One golden rule: “Use the lowest laser power to give an acceptable image.” When an acceptable image can not be obtained and all other parameters have been adjusted to the point they are causing problems with the image, only then is it usual to increase the laser power. Remember, excessive laser light can alter your specimen and cause photodamage and photobleaching. Using the lowest possible laser power for the shortest possible time will best preserve the fluorescence or biological activity in your samples.
Laser powers are given using quite different scales on microscopes by different manufacturers. Sometimes percentage of maximum power is used, sometimes values from 0 to 255 are used, and sometimes actual laser power is measured at some point in the optical path (which is not necessarily the same as at the specimen focal plane). Additionally, different lasers are used with quite different power outputs. So, it is nearly impossible to compare laser power from one confocal microscope to another confocal microscope, even if manufactured by the same company.
So how much power should one use? “Use the lowest laser power to give an acceptable image”. (Do you think someone is trying to tell you something here?)
Adjusting the Image and Detector Controls
Gain or HV
Gain (also called HV or high voltage) is a relative measure of the amplification one applies to the photon detection system. Usually, higher gain settings result in brighter images (increased signal). However, as one increases the gain, increasing noise becomes evident in the image. (This is visible as a “speckle” overlying the image data.) So, at some point as the gain is increased (and the overall image gets brighter), the signal/noise ratio (S/N) starts to decrease. The overall aim is to get the highest S/N, NOT the brightest image.
Offset or Black Level
Offset (also called black level) is the dark current setting on the amplifiers of a PMT detector. In effect, this control sets the black values in an image or display.
By increasing the offset, the darkest areas of the image get brighter.
By decreasing the offset, the dark areas of the image get darker.
Caution: by decreasing the offset too far, very faint data will actually be lost - it is critical that this is not allowed to happen. New users are often tempted to decrease the offset value to try to eliminate background or non-specific signal. This should NEVER be done.
In order to collect the very best images, it is essential to capture both the very darkest values in our data as well as the brightest values. The difference between the brightest and darkest values is termed the dynamic range.
Correct adjustment of the gain and offset values is ESSENTIAL to obtain the highest dynamic range (and, therefore, the best looking image).
Look Up Tables (LUTs)
Look up tables are simply coloured overlays that sit over your display to indicate the brightness of individual pixels.
Many microscope manufacturers use specific LUTs to indicate when pixels in an image are saturated – where brightness (laser power or gain) is set too high, or undersaturated where offset is set too low.
It is critical, especially for newer confocal microscopists, to use LUTs to correctly set the gain and offset, thereby collecting the very best range of values (dynamic range) and therefore the very best image.
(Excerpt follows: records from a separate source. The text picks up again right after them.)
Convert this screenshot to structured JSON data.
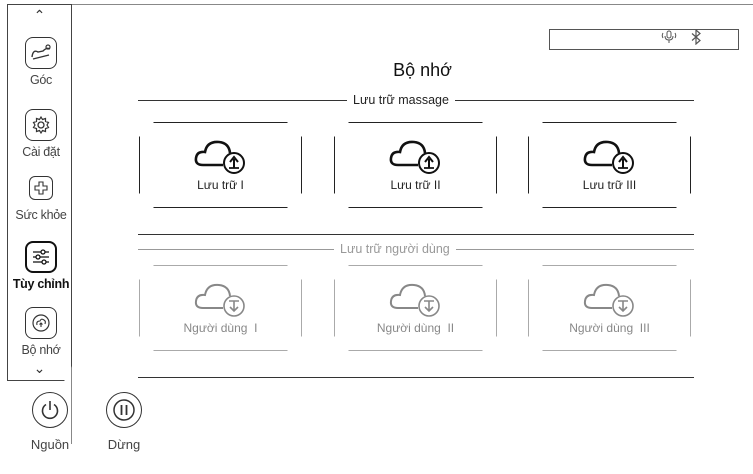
{
  "sidebar": {
    "items": [
      {
        "label": "Góc",
        "icon": "recline-icon"
      },
      {
        "label": "Cài đặt",
        "icon": "gear-icon"
      },
      {
        "label": "Sức khỏe",
        "icon": "health-plus-icon"
      },
      {
        "label": "Tùy chỉnh",
        "icon": "sliders-icon"
      },
      {
        "label": "Bộ nhớ",
        "icon": "memory-cloud-icon"
      }
    ]
  },
  "controls": {
    "power_label": "Nguồn",
    "pause_label": "Dừng"
  },
  "status_bar": {
    "icons": [
      "voice-mic-icon",
      "bluetooth-icon"
    ]
  },
  "page": {
    "title": "Bộ nhớ"
  },
  "storage_section": {
    "label": "Lưu trữ massage",
    "cards": [
      {
        "label": "Lưu trữ I"
      },
      {
        "label": "Lưu trữ II"
      },
      {
        "label": "Lưu trữ III"
      }
    ]
  },
  "user_section": {
    "label": "Lưu trữ người dùng",
    "cards": [
      {
        "label": "Người dùng  I"
      },
      {
        "label": "Người dùng  II"
      },
      {
        "label": "Người dùng  III"
      }
    ]
  },
  "colors": {
    "active": "#222222",
    "disabled": "#999999"
  }
}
Remember, the data in the image that you collect on the microscope is the very best it will ever be. Later image processing to improve the appearance of your image usually throws some data away.
To explore the effect of photomultiplier settings, consider the three images and photomultiplier outputs above. In Figures a) and b) the offset on the PMT is raised or lower to make the image brighter or darker. However, the images are both somewhat washed out with a) being overall too bright and b) being overall too dark. In Figure c) the PMT gain has been increased, which results in an image with better contrast, more dynamic range and is overall a much clearer image. PMT offset and gain are analogous to brightness and contrast in photography. Both have to be set correctly to get the optimal result.